B. In the event that the client/customer fails in any way towards us to promptly fulfill his obligations, in the event of cessation of payment, application for suspension of payment, bankruptcy, seizure, assignment of assets or liquidation of the affairs of the client/customer, everything that he owes us under any contract will immediately become due and payable in full. We then have the right to reclaim and retrieve goods that have not yet been paid for, without prejudice to our right arising from breach of contract by the client/customer.
C. The client/customer will be in default due to the mere fact of late payment, without it being necessary to declare default by means of an order, exploit or similar instrument.

14. Retention of title
A. All goods delivered by us, regardless of replacement, stock movements and payments and partial payments, remain our property until the entire purchase price has been paid.B. The client/customer is entitled to resell or process the goods delivered by us in the normal manner, but as long as payment has not yet been made in full for any delivery of goods, the client is not entitled to pledge the goods to a third party or as security to to be served by a third party or to be transferred to a third party as security under any title whatsoever.C. The client/customer who is in default of payment is obliged to return the unsold goods to us upon first demand.

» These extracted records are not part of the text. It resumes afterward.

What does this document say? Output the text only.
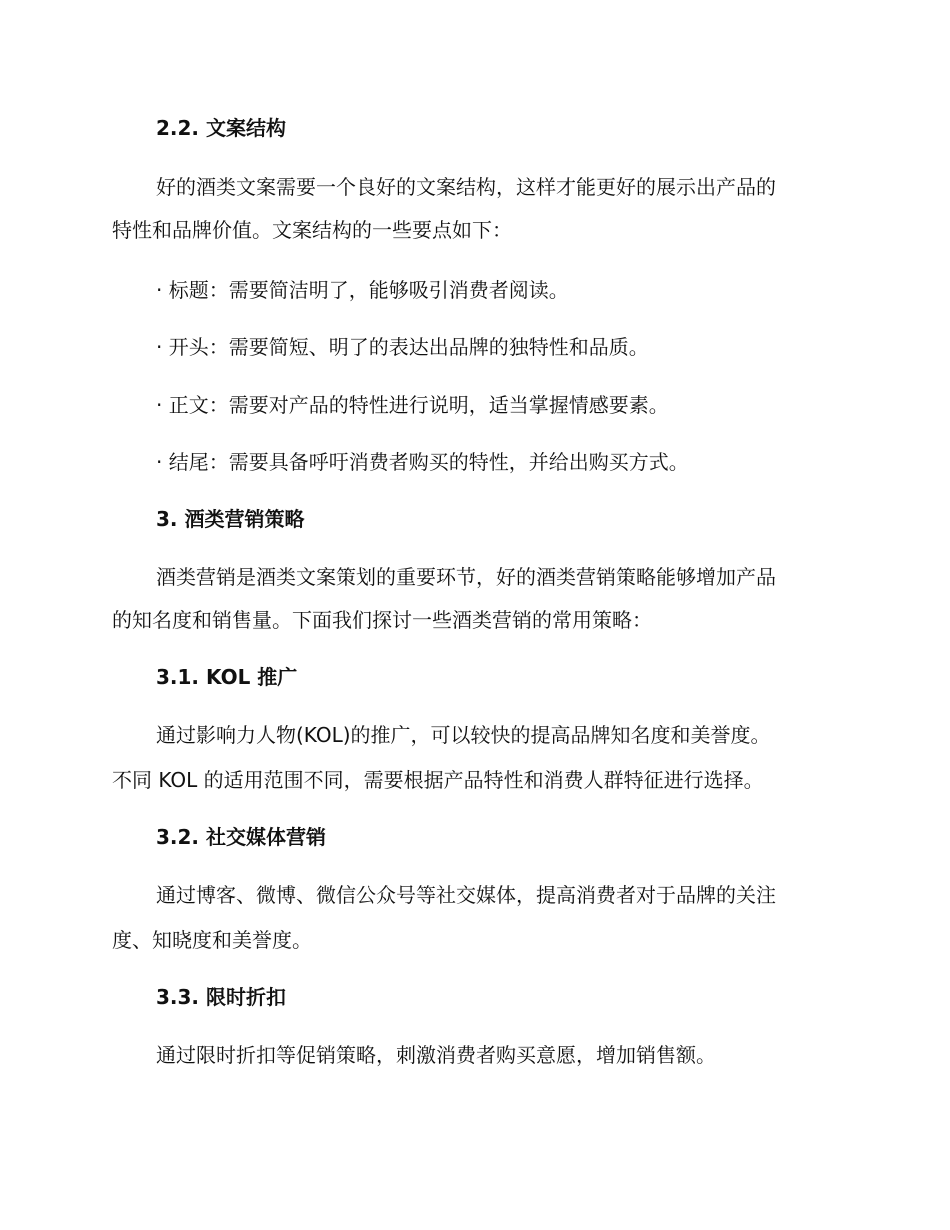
2.2. 文案结构
好的酒类文案需要一个良好的文案结构，这样才能更好的展示出产品的
特性和品牌价值。文案结构的一些要点如下：
· 标题：需要简洁明了，能够吸引消费者阅读。
· 开头：需要简短、明了的表达出品牌的独特性和品质。
· 正文：需要对产品的特性进行说明，适当掌握情感要素。
· 结尾：需要具备呼吁消费者购买的特性，并给出购买方式。
3. 酒类营销策略
酒类营销是酒类文案策划的重要环节，好的酒类营销策略能够增加产品
的知名度和销售量。下面我们探讨一些酒类营销的常用策略：
3.1. KOL 推广
通过影响力人物(KOL)的推广，可以较快的提高品牌知名度和美誉度。
不同 KOL 的适用范围不同，需要根据产品特性和消费人群特征进行选择。
3.2. 社交媒体营销
通过博客、微博、微信公众号等社交媒体，提高消费者对于品牌的关注
度、知晓度和美誉度。
3.3. 限时折扣
通过限时折扣等促销策略，刺激消费者购买意愿，增加销售额。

15. Applicable law and jurisdiction
A. Dutch law applies to all our agreements.
B. All disputes that will or may arise between us and our clients/purchasers with regard to these terms and conditions and/or the agreement entered into, will be submitted to the judgment of the competent court in 's-Hertogenbosch, to the exclusion of any other court. However, we expressly reserve ourselves to bring the relevant proceedings before the competent court of the client's/customer's place of residence in such a case.